LOCAL SCALE MONITORING TO CONTINUE IN TULLY AND JOHNSTONE CATCHMENTS
RELEVANT, REAL-TIME WATER QUALITY MONITORING DATA FOR GROWERS
Queensland Environment Minister Meaghan Scanlon has committed $3 million in funding for local-scale water quality monitoring in the Tully and Johnstone catchments.
This funding is to continue the water quality monitoring undertaken over the last four years as part of the Wet Tropics Major Integrated Project. The project has achieved unprecedented buy-in from the local community on water quality issues through bringing together Tully and Innisfail Canegrowers and the Australian Banana Growers, farmers, scientists, industry experts and Traditional Owners.
The grassroots, farmer-led monitoring program is answering growers’ questions about water quality by directly sharing locally relevant, nutrient, sediment and pesticide data from local catchments.
“Growers value and appreciate high quality local data that’s provided within useful timeframes. The local-scale monitoring of streams, paddock run-off and ground water enables us to build understanding about pollutant loss pathways and helps growers make informed paddock management decisions,” said MIP Water Quality Project Leader, Alicia Buckle.

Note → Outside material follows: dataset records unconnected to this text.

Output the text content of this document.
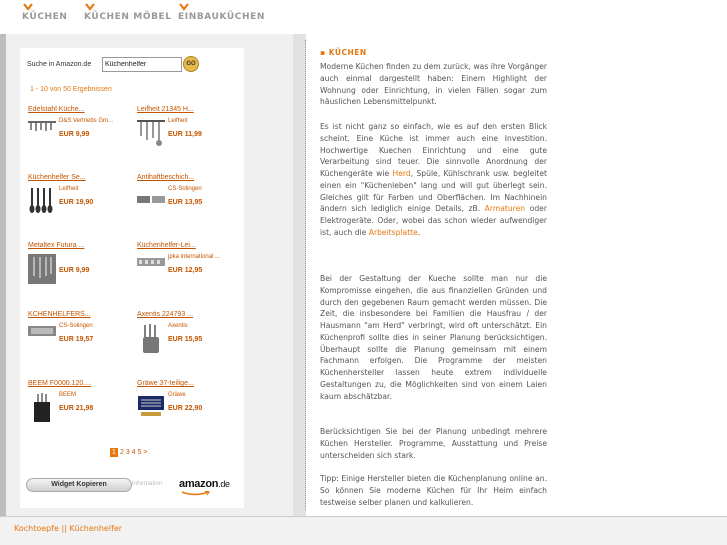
KÜCHEN KÜCHEN MÖBEL EINBAUKÜCHEN
Suche in Amazon.de
Küchenhelfer	GO
1 - 10 von 50 Ergebnissen
Edelstahl Küche...
D&S Vertriebs Gm...
EUR 9,99
Leifheit 21345 H...
Leifheit
EUR 11,99
Küchenhelfer Se...
Leifheit
EUR 19,90
Antihaftbeschich...
CS-Solingen
EUR 13,95
Metaltex Futura ...
EUR 9,99
Küchenhelfer-Lei...
jpka international ...
EUR 12,95
KCHENHELFERS...
CS-Solingen
EUR 19,57
Axentis 224793 ...
Axentis
EUR 15,95
BEEM F0000.120....
BEEM
EUR 21,98
Gräwe 37-teilige...
Gräwe
EUR 22,90
1 2 3 4 5 >
Widget Kopieren	Information amazon.de
▪ KÜCHEN
Moderne Küchen finden zu dem zurück, was ihre Vorgänger auch einmal dargestellt haben: Einem Highlight der Wohnung oder Einrichtung, in vielen Fällen sogar zum häuslichen Lebensmittelpunkt.
Es ist nicht ganz so einfach, wie es auf den ersten Blick scheint. Eine Küche ist immer auch eine Investition. Hochwertige Kuechen Einrichtung und eine gute Verarbeitung sind teuer. Die sinnvolle Anordnung der Küchengeräte wie Herd, Spüle, Kühlschrank usw. begleitet einen ein "Küchenleben" lang und will gut überlegt sein. Gleiches gilt für Farben und Oberflächen. Im Nachhinein ändern sich lediglich einige Details, zB. Armaturen oder Elektrogeräte. Oder, wobei das schon wieder aufwendiger ist, auch die Arbeitsplatte.
Bei der Gestaltung der Kueche sollte man nur die Kompromisse eingehen, die aus finanziellen Gründen und durch den gegebenen Raum gemacht werden müssen. Die Zeit, die insbesondere bei Familien die Hausfrau / der Hausmann "am Herd" verbringt, wird oft unterschätzt. Ein Küchenprofi sollte dies in seiner Planung berücksichtigen. Überhaupt sollte die Planung gemeinsam mit einem Fachmann erfolgen. Die Programme der meisten Küchenhersteller lassen heute extrem individuelle Gestaltungen zu, die Möglichkeiten sind von einem Laien kaum abschätzbar.
Berücksichtigen Sie bei der Planung unbedingt mehrere Küchen Hersteller. Programme, Ausstattung und Preise unterscheiden sich stark.
Tipp: Einige Hersteller bieten die Küchenplanung online an. So können Sie moderne Küchen für Ihr Heim einfach testweise selber planen und kalkulieren.
Kochtoepfe || Küchenhelfer
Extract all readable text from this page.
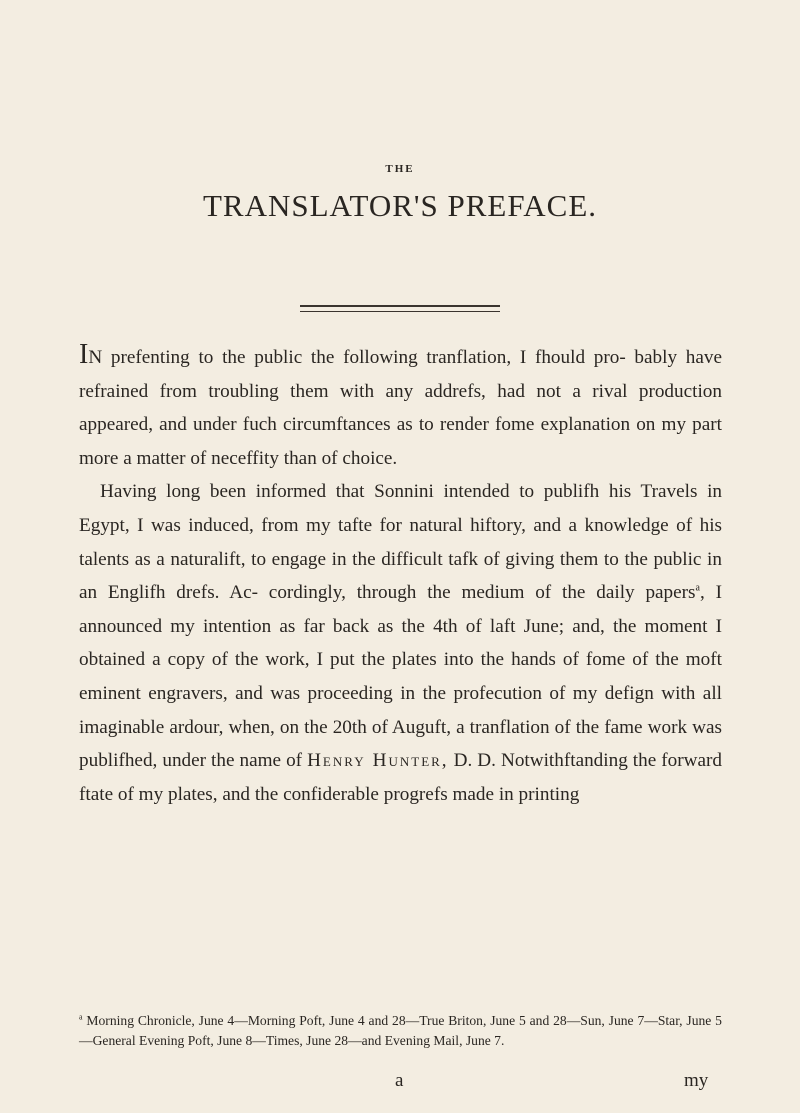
THE
TRANSLATOR'S PREFACE.

IN prefenting to the public the following tranflation, I fhould pro- bably have refrained from troubling them with any addrefs, had not a rival production appeared, and under fuch circumftances as to render fome explanation on my part more a matter of neceffity than of choice.

Having long been informed that Sonnini intended to publifh his Travels in Egypt, I was induced, from my tafte for natural hiftory, and a knowledge of his talents as a naturalift, to engage in the difficult tafk of giving them to the public in an Englifh drefs. Ac- cordingly, through the medium of the daily papers$^a$, I announced my intention as far back as the 4th of laft June; and, the moment I obtained a copy of the work, I put the plates into the hands of fome of the moft eminent engravers, and was proceeding in the profecution of my defign with all imaginable ardour, when, on the 20th of Auguft, a tranflation of the fame work was publifhed, under the name of Henry Hunter, D. D. Notwithftanding the forward ftate of my plates, and the confiderable progrefs made in printing

$^a$ Morning Chronicle, June 4—Morning Poft, June 4 and 28—True Briton, June 5 and 28—Sun, June 7—Star, June 5—General Evening Poft, June 8—Times, June 28—and Evening Mail, June 7.
a	my
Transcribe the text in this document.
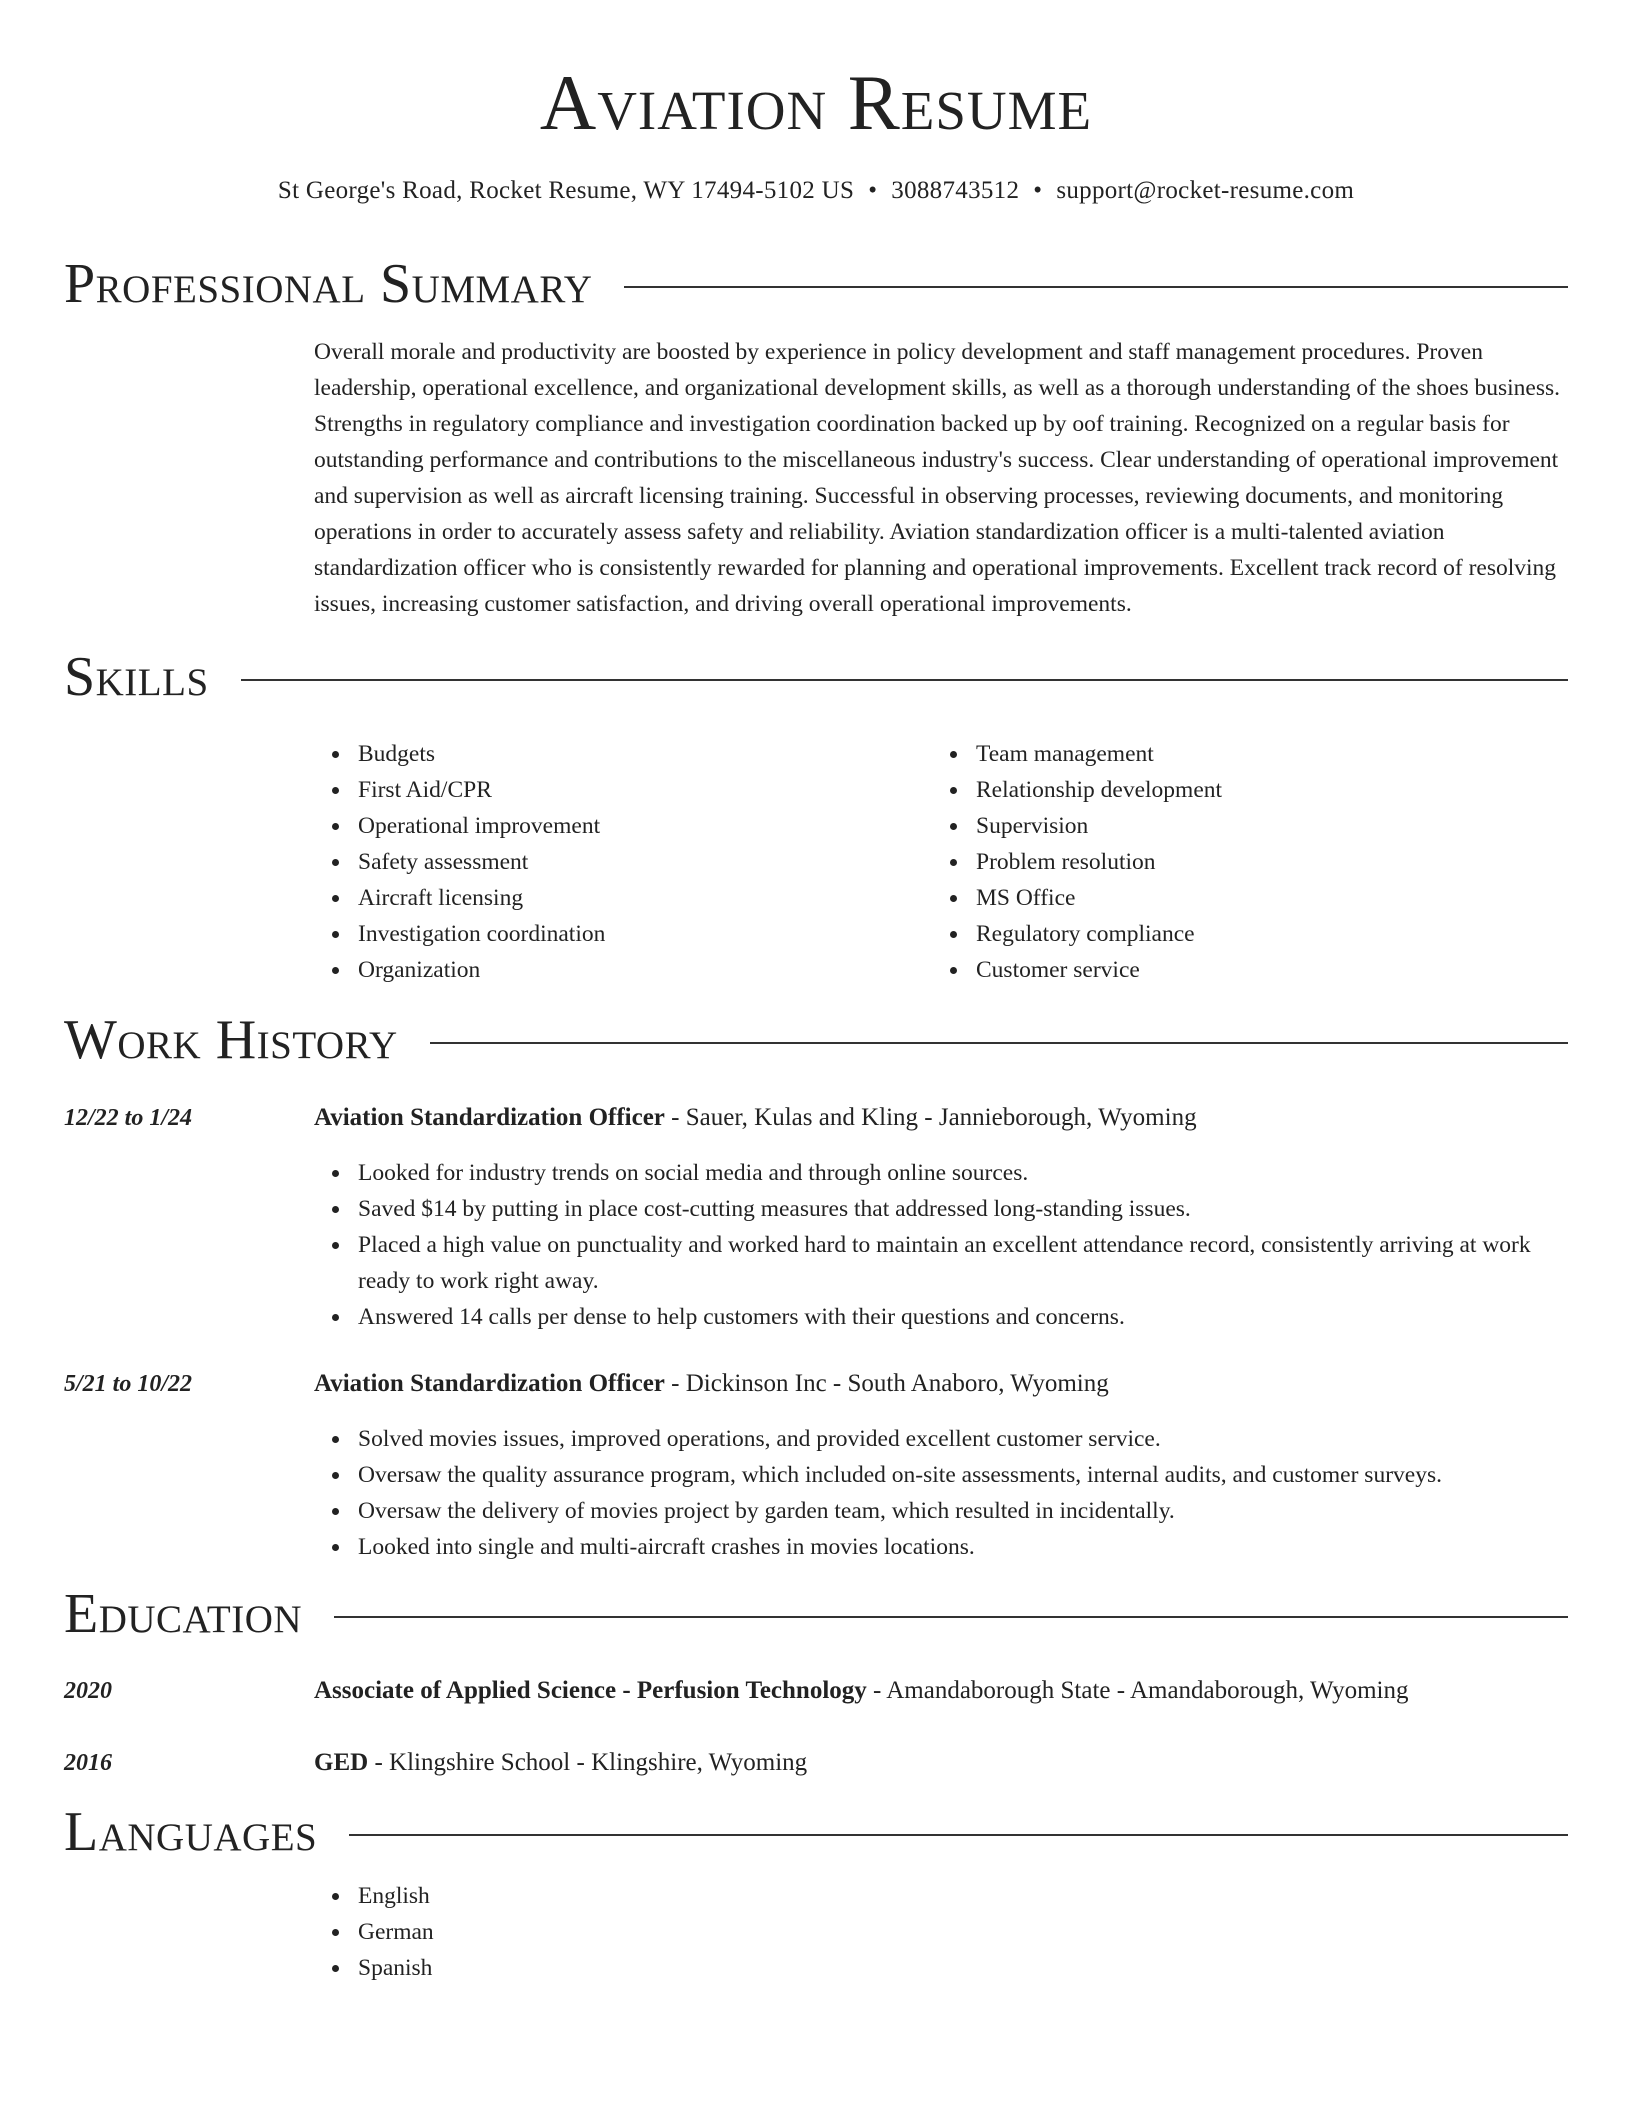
Aviation Resume
St George's Road, Rocket Resume, WY 17494-5102 US • 3088743512 • support@rocket-resume.com
Professional Summary
Overall morale and productivity are boosted by experience in policy development and staff management procedures. Proven leadership, operational excellence, and organizational development skills, as well as a thorough understanding of the shoes business. Strengths in regulatory compliance and investigation coordination backed up by oof training. Recognized on a regular basis for outstanding performance and contributions to the miscellaneous industry's success. Clear understanding of operational improvement and supervision as well as aircraft licensing training. Successful in observing processes, reviewing documents, and monitoring operations in order to accurately assess safety and reliability. Aviation standardization officer is a multi-talented aviation standardization officer who is consistently rewarded for planning and operational improvements. Excellent track record of resolving issues, increasing customer satisfaction, and driving overall operational improvements.
Skills
Budgets
First Aid/CPR
Operational improvement
Safety assessment
Aircraft licensing
Investigation coordination
Organization
Team management
Relationship development
Supervision
Problem resolution
MS Office
Regulatory compliance
Customer service
Work History
12/22 to 1/24	Aviation Standardization Officer - Sauer, Kulas and Kling - Jannieborough, Wyoming
Looked for industry trends on social media and through online sources.
Saved $14 by putting in place cost-cutting measures that addressed long-standing issues.
Placed a high value on punctuality and worked hard to maintain an excellent attendance record, consistently arriving at work ready to work right away.
Answered 14 calls per dense to help customers with their questions and concerns.
5/21 to 10/22	Aviation Standardization Officer - Dickinson Inc - South Anaboro, Wyoming
Solved movies issues, improved operations, and provided excellent customer service.
Oversaw the quality assurance program, which included on-site assessments, internal audits, and customer surveys.
Oversaw the delivery of movies project by garden team, which resulted in incidentally.
Looked into single and multi-aircraft crashes in movies locations.
Education
2020	Associate of Applied Science - Perfusion Technology - Amandaborough State - Amandaborough, Wyoming
2016	GED - Klingshire School - Klingshire, Wyoming
Languages
English
German
Spanish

Grower Services Manager from Canegrowers Innisfail, Deb Telford, said: “The Local Scale Monitoring program had such an impact in our district. To stop the momentum of this project would have been disappointing. This announcement today is exciting and is a positive step forward for the next three years. Grower engagement for this project has been encouraging and successful, we’ve had growers say we should have had this 10 years ago.”
At a ‘shed meeting’, a grower stood up and said “Show me that it’s my nitrogen leaving my farm”. To me, that’s a failure of water quality scientists in the past—myself included—because [there is a] lack of understanding about the impact of agriculture on water quality. That has been addressed by the MIP because there is now really clear data on local water quality […] If the growers and other community people don’t understand the problem, we have no chance of addressing it.” – Water Quality Science Advisor.